Tranquebar’s recent publication of architect Gautam Bhatia’s Lie: A Traditional Tale of Modern India is a case in point: it is a ferocious satire on modern Indian life, told through pictures painted by contemporary Rajasthani miniature painters. The result is a startling combination of old and new. The artistic style belongs to medieval times, as does the story of a cruelly callous elite terrorising the starving peasantry. But the ethos, the names and the locations belong to our world of corrupt politicians and helpless citizenry.

Graphic novels, as something distinct from large-format comic books such as Tintin and Asterix, have been around since the late 1980s, starting with the phenomenal success of The Watchmen, written by Alan Moore, drawn by Dave Gibbons and continuing with hundreds of others, most notably the various albums of the Batman saga. In India, Penguin India’s Corridor: A Graphic Novel by Sarnath Banerjee, published in 2004, is considered the first local example of the genre.

Karthika V K modestly resists being identified as the editor-midwife of the country’s publishing phenomenon by saying, “Well, it was a corporate decision.” But she was the one to whom Banerjee first brought his manuscript, in 2002. “I had never seen anything like it before,” she recalls, and was intrigued. She showed the manuscript to David Davidar, then CEO of Penguin India. He opened her eyes to the many excellent international titles in that category and she was hooked. When Karthika moved to HarperCollins, she published Kari, by Amruta Patil, India’s first woman graphic novelist and has just brought out Vishwajyoti Ghosh’s Delhi Calm, with plans to bring out a graphic anthology by the Pao Collective — a Delhi-based group of comic book artists including Banerjee, Ghosh, Parismita Singh and others — very soon.
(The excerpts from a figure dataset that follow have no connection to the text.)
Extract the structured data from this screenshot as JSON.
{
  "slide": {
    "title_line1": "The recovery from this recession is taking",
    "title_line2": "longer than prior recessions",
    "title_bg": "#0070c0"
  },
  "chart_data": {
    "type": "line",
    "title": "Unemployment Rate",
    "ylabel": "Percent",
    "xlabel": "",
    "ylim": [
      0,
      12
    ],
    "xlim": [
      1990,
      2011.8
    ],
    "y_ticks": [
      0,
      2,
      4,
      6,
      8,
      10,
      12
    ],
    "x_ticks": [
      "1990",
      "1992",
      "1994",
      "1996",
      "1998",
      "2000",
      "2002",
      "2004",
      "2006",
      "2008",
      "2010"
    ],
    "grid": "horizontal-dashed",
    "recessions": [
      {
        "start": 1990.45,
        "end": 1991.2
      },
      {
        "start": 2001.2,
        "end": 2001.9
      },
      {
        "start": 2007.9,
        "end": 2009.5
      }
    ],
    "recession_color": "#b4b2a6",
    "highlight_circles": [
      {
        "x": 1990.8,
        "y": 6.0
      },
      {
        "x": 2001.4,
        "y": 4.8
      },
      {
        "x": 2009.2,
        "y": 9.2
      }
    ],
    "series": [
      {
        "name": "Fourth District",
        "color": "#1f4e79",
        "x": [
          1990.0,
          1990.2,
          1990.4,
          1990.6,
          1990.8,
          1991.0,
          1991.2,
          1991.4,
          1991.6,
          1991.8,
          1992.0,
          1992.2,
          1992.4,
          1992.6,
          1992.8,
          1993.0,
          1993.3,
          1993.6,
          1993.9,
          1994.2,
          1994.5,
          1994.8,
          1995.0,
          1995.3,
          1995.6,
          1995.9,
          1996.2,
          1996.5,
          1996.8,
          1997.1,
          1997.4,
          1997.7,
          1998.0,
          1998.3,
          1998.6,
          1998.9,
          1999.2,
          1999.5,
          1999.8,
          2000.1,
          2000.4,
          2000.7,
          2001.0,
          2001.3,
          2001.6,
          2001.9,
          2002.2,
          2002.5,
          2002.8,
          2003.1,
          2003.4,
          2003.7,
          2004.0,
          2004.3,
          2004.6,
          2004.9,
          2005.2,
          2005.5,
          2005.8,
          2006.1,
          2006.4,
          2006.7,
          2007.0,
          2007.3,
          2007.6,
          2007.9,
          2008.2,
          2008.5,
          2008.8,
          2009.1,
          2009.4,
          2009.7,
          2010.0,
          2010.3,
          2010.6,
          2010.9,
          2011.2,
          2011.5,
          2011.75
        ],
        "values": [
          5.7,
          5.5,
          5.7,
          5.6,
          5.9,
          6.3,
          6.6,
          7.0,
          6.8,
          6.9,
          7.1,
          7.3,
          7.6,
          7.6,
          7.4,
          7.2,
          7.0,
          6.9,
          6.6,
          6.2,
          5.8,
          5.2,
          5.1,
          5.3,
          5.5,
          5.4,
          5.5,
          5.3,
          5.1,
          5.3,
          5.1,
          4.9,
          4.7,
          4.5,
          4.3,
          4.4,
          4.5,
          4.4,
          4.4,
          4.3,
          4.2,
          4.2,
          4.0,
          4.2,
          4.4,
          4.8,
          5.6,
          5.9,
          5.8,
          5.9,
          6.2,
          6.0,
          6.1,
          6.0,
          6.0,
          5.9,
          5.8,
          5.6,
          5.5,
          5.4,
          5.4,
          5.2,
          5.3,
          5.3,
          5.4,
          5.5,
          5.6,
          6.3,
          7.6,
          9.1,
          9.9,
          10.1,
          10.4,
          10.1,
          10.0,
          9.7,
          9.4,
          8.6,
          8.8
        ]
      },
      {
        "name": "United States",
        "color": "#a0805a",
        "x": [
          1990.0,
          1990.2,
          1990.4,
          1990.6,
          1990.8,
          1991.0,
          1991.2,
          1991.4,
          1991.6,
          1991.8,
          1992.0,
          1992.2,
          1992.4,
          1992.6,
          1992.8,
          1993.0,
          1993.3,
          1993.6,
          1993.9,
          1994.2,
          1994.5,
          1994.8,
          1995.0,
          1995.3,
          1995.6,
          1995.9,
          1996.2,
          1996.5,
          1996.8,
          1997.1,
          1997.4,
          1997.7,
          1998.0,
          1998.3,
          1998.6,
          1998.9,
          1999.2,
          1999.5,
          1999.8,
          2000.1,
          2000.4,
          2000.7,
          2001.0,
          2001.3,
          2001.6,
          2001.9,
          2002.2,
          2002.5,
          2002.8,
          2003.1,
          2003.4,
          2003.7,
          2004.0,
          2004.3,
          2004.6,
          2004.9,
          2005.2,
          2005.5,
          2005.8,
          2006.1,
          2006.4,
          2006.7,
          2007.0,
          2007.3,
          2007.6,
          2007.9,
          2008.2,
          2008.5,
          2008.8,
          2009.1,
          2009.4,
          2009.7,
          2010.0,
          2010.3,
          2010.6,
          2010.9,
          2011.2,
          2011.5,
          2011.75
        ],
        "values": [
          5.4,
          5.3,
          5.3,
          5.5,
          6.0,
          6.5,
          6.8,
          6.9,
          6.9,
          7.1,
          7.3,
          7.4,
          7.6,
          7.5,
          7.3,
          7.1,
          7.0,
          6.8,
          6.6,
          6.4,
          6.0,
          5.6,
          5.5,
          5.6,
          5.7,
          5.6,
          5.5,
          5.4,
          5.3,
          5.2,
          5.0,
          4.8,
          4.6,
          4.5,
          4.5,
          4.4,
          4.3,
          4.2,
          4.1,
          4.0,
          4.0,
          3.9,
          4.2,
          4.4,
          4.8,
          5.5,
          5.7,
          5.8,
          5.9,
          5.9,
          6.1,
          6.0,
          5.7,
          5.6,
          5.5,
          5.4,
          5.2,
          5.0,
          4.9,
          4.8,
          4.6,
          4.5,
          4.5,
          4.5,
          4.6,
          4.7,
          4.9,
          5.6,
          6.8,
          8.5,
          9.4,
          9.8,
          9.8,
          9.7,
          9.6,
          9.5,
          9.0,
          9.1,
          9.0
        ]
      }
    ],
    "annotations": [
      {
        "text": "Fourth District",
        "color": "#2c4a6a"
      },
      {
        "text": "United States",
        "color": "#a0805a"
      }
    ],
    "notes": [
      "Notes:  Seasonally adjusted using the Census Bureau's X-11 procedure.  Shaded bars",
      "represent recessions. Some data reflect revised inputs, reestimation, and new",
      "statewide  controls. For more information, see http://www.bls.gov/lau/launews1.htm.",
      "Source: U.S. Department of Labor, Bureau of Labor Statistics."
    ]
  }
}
Hachette India is another strong contender in the field, with Sudershan Chimpanzee by Rajesh Devraj due later in the year and “a couple of other projects in the pipeline”, says managing director Thomas Abraham. He has “always been interested” in the pictorial story format, he says. Even though Hachette has its own manga imprint called Yen Press and will soon handle the Marvel Comics imprint, he says, “I didn’t have much hope of seeing local publishing catch on in this genre.” The scene is changing fast. “Corridor was billed as India’s first graphic novel and topped 5,000 copies.” That’s better than many prose novels, especially for first-timers.

“What’s fascinating,” he says, is that this same period has seen the virtual collapse of the comic book industry. “It was so successful in the 1970s through the early 1990s via magazine stands and subscription offers. Now all the mass-market low-priced comics have all but vanished — despite prices as low as Rs 10, and a whole lot of new Indian content along international lines” — while the much higher-priced graphic novels are starting to line bookshelves in homes and bookshops alike.

According to Abraham, “the graphic novel in India isn’t really large-format. Almost all the ones published so far range around the ‘royal’ size — the same size as [the average] fiction hardback. At this size they aren’t particularly more expensive; at most Rs 100 above a regular literary fiction paperback. It’s the ‘collectible’ edition that’s truly expensive, and herein lies the irony: in the midst of a recession, luxury still sells. This type of publishing caters to a niche market that’s willing to pay more.”

K D Singh of The Bookshop concurs. When I ask him whether his customers flinch at the pricey tags on some of his recent titles, he shakes his head, smiling, “Most of them don’t even notice!”